Sábado, 24 de Agosto de 2019
Manaus

Cerca de 600 presos vivem fora das celas na cadeia pública

Denúncia do Sindicato dos Servidores Penitenciários revela que 600 presos estão fora de celas e que não há controle deles no local



1.jpg Cadeia pública Raimundo Vidal Pessoa
07/10/2014 às 15:05

Os 600 presos provisórios da Cadeia Pública Desembargador Raimundo Vidal Pessoa, no Centro, Zona Centro-Sul, desconhecem o que é “ver o sol nascer quadrado”. Eles passam dias e noites fora da cela e soltos em uma área de aproximadamente 100 metros dentro das instalações da unidade de detenção. A afirmação foi feita pela presidência do Sindicato dos Servidores Penitenciários do Estado do Amazonas (Sinspeam), que falou ainda do cotidiano dos trabalhadores que lidam diretamente com os detentos.

Segundo Rocinaldo da Silva, presidente do Sinspeam, é humanamente impossível saber quantos presos estão detidos na Vidal Pessoa. “Eles ficam fora das celas. Não há controle”, afirmou. De acordo com ele, no Amazonas, o agente penitenciário trabalha sob o regime de escala 24 de trabalho por 72 horas de folga. Em cada plantão, o presidente afirma que apenas há um ou dois agentes. “O correto é deixar um agente para cada dez presos. Na Vidal Pessoa, são 600 presos. Então, deveria ter 70 agentes para montar uma guarda penitenciária e se tirar a Polícia Militar de cima dos muros. Assim faríamos como em outras cidades do Brasil”, afirmou Rocivaldo da Silva.

A realidade, segundo o sindicalista, é diferente: são 51 agentes penitenciários no Amazonas. Desses, 17 estão cedidos para a Polícia Civil no  interior amazonense (Parintins, Maués, Humaitá, Itacoatiara, Coari, Tefé, Tabatinga e Manacapuru. Os outros 34 profissionais estão atuando na capital.

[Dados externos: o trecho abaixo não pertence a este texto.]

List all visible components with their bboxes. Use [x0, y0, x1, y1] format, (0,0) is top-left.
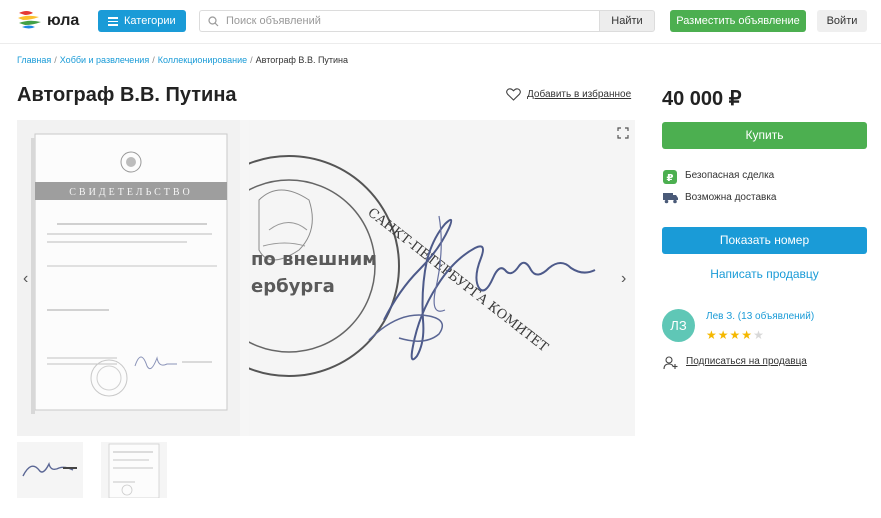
safe-deal-label: Безопасная сделка	[685, 170, 775, 181]
subscribe-seller-link[interactable]: Подписаться на продавца	[663, 356, 807, 370]
breadcrumb: Главная / Хобби и развлечения / Коллекционир…	[17, 55, 349, 65]
safe-deal-icon: ₽	[663, 170, 677, 184]
buy-button[interactable]: Купить	[662, 122, 867, 149]
delivery-label: Возможна доставка	[685, 192, 777, 203]
youla-logo[interactable]: юла	[17, 9, 85, 33]
truck-icon	[663, 193, 678, 204]
seller-name-link[interactable]: Лев З. (13 объявлений)	[706, 311, 814, 322]
photo-gallery[interactable]: СВИДЕТЕЛЬСТВО САНКТ-ПЕТЕРБУРГА КОМИТЕТ п…	[17, 120, 635, 436]
seller-rating: ★★★★★	[706, 328, 765, 342]
add-to-favorites[interactable]: Добавить в избранное	[506, 88, 632, 101]
stamp-text-line2: ербурга	[251, 276, 335, 297]
top-header: юла Категории Найти Разместить объявлени…	[0, 0, 881, 44]
logo-icon	[18, 11, 41, 29]
search-input[interactable]	[226, 13, 586, 29]
favorites-label: Добавить в избранное	[527, 89, 632, 100]
categories-label: Категории	[124, 15, 176, 27]
certificate-photo: СВИДЕТЕЛЬСТВО	[17, 120, 240, 436]
signature-closeup-photo: САНКТ-ПЕТЕРБУРГА КОМИТЕТ по внешним ербу…	[178, 120, 635, 436]
star-icon: ★	[706, 328, 718, 342]
svg-text:₽: ₽	[667, 173, 674, 184]
show-phone-button[interactable]: Показать номер	[662, 227, 867, 254]
star-icon: ★	[717, 328, 730, 342]
breadcrumb-current: Автограф В.В. Путина	[255, 55, 349, 65]
thumbnail-strip	[17, 442, 167, 499]
star-icon: ★	[741, 328, 754, 342]
write-seller-link[interactable]: Написать продавцу	[662, 267, 867, 281]
previous-photo-arrow[interactable]: ‹	[23, 270, 28, 288]
safe-deal-feature: ₽ Безопасная сделка	[663, 170, 775, 184]
star-empty-icon: ★	[753, 328, 765, 342]
breadcrumb-collecting[interactable]: Коллекционирование	[158, 55, 247, 65]
thumbnail-signature[interactable]	[17, 442, 83, 498]
search-icon	[208, 16, 219, 27]
logo-text: юла	[47, 12, 80, 29]
subscribe-label: Подписаться на продавца	[686, 356, 807, 367]
login-button[interactable]: Войти	[817, 10, 867, 32]
stamp-text-line1: по внешним	[251, 249, 377, 270]
find-button[interactable]: Найти	[599, 10, 655, 32]
breadcrumb-home[interactable]: Главная	[17, 55, 51, 65]
price: 40 000 ₽	[662, 88, 742, 110]
next-photo-arrow[interactable]: ›	[621, 270, 626, 288]
delivery-feature: Возможна доставка	[663, 192, 777, 204]
seller-avatar[interactable]: ЛЗ	[662, 309, 695, 342]
fullscreen-icon[interactable]	[617, 127, 629, 139]
thumbnail-certificate[interactable]	[101, 442, 167, 499]
menu-icon	[108, 17, 118, 26]
add-user-icon	[663, 356, 678, 370]
search-box	[199, 10, 599, 32]
breadcrumb-hobby[interactable]: Хобби и развлечения	[60, 55, 149, 65]
star-icon: ★	[729, 328, 742, 342]
post-ad-button[interactable]: Разместить объявление	[670, 10, 806, 32]
certificate-heading: СВИДЕТЕЛЬСТВО	[69, 187, 193, 198]
heart-icon	[506, 88, 521, 101]
categories-button[interactable]: Категории	[98, 10, 186, 32]
page-title: Автограф В.В. Путина	[17, 84, 237, 106]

“As nossas reivindicações não só da categoria. O nosso trabalho é em defesa da sociedade. Sabemos da importância do trabalho de ressocialização do preso para que ele retorne ao convívio social e não volte a criminalidade. Do jeito que está hoje, não dá para ter domínio e todo mundo fica solto. Nós não entramos na área das celas. Não sabemos o que tem lá dentro. Já vimos eles venderem até droga por lá”, afirmou Rocivaldo.

Pavilhões

De acordo com informações do Sinspeam, a cadeia pública Desembargador Raimundo Vidal Pessoa é composta por quatro pavilhões. Em cada um, estão dispostas 26 celas. A unidade prisional deveria comportar 104 presos, mas está superlotada. “Temos que adequar o nosso tratamento e aprender a ter uma convivência com eles. Temos que tratá-los com respeito. Nós  não vamos ser doidos de encará-los. Estamos de mãos atadas. Ou é isso ou morremos e nossas famílias também”, afirmou um agente penitenciário sindicalizado que preferiu não se identificar por medo de represálias.

Na avaliação do Sinspeam,  95% dos presos provisórios retornam à Vidal Pessoa por permanecer na criminalidade.  No último dia 29 de setembro, 14 detentos pularam o muro da cadeia pública usando uma “tereza”, corda feita com lençóis ou peças de roupas. Outros quatro presos fugiram ainda no mês de setembro.

Sejus diz que não é nada disso

À reportagem, a Secretaria de Estado da Justiça e Direitos Humanos (Sejus) negou que os presos da cadeia pública Desembargador  Raimundo Vidal Pessoa, no Centro, fiquem soltos permanentemente no interior da unidade prisional. Por e-mail, a assessoria de imprensa da pasta informou que os detentos têm direito a banhos de sol e, “portanto, em alguns momentos do dia, ficam fora da cela”.

Sobre o processo de contagem dos presos, a secretaria informou que, por questão de segurança, não divulga procedimentos e horários de banho de sol, alimentação e ações sociais. Em relação a denúncias de vendas de entorpecentes dentro da cadeia pública, a Sejus informou que são feitas buscas mensais na unidade e realmente são encontradas drogas nas instalações da Vidal Pessoa. Ainda de acordo com a Sejus, são feitas investigações para identificar quem são os profissionais que facilitam a entrada de droga na unidade.

Em junho do ano passado até prostitutas foram pegas na Vidal. Cerca de 20 teriam participado de orgias sexuais. Na época, a polícia achou que elas teriam ajudado na fuga de seis detentos.